Apesar de ser uma das principais festas da cultura brasileira, o Carnaval não é considerado feriado nacional na legislação trabalhista. Para que um dia seja oficialmente feriado, é necessária previsão em lei federal, estadual ou municipal específica, o que não ocorre em âmbito federal no caso do Carnaval.
Consequentemente, segunda e terça-feira de Carnaval, bem como a Quarta-Feira de Cinzas, são considerados dias úteis, razão pela qual não há obrigação legal automática de conceder folga aos empregados, sendo necessário verificar a existência de legislação municipal, estadual ou em norma coletiva.
Isso porque, embora não exista previsão em lei federal, o Carnaval pode ser feriado em alguns municípios ou estados que tenham instituído essa data por meio de lei própria. Nessas localidades, empregadores estão obrigados a observar a legislação local sobre o descanso ou compensações, caso a folga seja reconhecida como feriado.

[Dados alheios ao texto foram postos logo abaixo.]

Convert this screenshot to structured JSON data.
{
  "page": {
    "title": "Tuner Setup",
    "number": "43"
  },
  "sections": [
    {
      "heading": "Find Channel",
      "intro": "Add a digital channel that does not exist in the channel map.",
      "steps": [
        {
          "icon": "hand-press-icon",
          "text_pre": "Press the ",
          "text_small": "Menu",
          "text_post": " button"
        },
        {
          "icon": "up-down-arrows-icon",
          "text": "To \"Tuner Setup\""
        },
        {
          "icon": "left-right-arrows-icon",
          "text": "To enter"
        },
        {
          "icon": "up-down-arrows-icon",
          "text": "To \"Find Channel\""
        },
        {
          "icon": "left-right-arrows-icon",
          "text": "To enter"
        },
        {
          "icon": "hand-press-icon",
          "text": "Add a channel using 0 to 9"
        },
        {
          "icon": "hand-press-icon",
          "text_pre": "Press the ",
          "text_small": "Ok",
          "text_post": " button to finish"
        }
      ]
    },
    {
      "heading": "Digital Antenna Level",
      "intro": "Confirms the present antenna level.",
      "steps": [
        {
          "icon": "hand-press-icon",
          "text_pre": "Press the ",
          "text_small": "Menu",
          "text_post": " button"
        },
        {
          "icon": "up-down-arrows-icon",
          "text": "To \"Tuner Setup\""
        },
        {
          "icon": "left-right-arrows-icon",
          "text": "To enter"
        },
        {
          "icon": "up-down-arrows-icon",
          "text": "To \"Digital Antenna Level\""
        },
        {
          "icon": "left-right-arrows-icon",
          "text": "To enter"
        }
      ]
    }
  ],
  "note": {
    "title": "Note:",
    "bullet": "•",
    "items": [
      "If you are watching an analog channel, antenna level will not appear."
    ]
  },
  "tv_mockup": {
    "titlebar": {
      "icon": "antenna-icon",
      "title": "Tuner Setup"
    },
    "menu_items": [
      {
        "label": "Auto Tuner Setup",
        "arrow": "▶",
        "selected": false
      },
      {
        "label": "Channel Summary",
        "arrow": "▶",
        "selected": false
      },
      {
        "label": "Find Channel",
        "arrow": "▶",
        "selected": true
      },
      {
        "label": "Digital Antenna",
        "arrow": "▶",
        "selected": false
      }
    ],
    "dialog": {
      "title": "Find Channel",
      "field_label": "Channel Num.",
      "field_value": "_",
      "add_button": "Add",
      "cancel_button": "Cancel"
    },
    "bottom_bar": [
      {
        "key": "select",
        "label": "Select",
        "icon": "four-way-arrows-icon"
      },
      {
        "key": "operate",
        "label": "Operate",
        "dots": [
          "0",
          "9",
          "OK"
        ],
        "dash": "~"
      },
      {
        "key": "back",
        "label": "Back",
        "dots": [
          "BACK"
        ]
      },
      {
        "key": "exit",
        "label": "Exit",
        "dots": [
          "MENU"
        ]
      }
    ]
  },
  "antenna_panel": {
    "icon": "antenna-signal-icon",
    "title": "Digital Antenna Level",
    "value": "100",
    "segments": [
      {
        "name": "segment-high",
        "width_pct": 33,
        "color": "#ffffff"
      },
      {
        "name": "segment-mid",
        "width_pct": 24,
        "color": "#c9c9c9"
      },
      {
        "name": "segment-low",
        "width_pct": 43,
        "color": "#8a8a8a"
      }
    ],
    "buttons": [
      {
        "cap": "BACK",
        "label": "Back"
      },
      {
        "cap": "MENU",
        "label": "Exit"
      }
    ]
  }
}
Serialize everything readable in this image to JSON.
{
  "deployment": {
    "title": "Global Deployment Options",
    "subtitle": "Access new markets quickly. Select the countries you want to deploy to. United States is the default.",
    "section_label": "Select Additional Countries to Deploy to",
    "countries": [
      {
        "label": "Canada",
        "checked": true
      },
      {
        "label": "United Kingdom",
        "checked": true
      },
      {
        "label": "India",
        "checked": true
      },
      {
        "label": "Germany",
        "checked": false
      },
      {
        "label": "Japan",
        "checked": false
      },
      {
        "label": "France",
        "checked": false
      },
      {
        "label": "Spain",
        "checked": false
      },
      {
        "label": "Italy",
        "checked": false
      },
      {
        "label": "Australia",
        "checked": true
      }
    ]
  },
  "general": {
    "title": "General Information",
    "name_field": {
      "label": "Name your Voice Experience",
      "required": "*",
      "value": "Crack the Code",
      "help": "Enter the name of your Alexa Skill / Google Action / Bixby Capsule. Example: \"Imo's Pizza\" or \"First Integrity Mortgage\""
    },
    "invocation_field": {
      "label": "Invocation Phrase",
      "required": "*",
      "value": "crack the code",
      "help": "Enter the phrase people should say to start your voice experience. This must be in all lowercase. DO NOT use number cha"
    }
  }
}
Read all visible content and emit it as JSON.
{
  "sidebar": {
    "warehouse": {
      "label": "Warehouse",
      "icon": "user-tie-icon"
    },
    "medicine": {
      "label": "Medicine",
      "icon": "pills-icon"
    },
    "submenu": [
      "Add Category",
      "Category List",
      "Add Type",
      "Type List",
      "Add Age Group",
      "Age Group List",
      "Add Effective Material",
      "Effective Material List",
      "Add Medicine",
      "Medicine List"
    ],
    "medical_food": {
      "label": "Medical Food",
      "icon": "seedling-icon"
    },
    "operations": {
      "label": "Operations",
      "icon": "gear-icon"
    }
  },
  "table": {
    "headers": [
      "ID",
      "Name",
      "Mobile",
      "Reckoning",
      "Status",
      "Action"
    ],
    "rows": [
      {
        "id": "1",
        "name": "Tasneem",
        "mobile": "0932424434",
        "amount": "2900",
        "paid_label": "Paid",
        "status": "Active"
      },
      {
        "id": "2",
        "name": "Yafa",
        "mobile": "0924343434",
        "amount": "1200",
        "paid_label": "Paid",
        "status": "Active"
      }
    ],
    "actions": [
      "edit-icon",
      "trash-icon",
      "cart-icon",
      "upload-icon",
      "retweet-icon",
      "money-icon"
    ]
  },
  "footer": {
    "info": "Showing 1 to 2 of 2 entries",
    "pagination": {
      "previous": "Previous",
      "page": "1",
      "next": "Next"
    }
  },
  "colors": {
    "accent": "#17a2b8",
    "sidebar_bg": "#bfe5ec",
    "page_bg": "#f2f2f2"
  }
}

Da mesma forma, ainda é possível que acordos e convenções coletivas de trabalho estabeleçam que a folga seja concedida, com regras específicas de compensação de jornada ou pagamento. Nestes casos, as empresas devem cumprir rigorosamente o que foi pactuado, pois a norma coletiva tem força obrigatória entre as partes.
Por outro lado, na inexistência de lei municipal/estadual e de previsão em norma coletiva, a empresa pode:
- Manter expediente normal e exigir comparecimento dos empregados;
- Conceder folga por liberalidade, sem desconto salarial;
- Firmar acordo individual para concessão de folga mediante inclusão do dia/horas em banco de horas para posterior compensação, conforme critérios devidamente formalizados.
Por fim, destacamos que empresas que historicamente costumam dar folga no período por prática reiterada devem avaliar com cautela alterações de rotina, pois práticas habituais podem ser interpretadas como incorporadas ao contrato de trabalho, exigindo negociação ou aviso prévio aos colaboradores.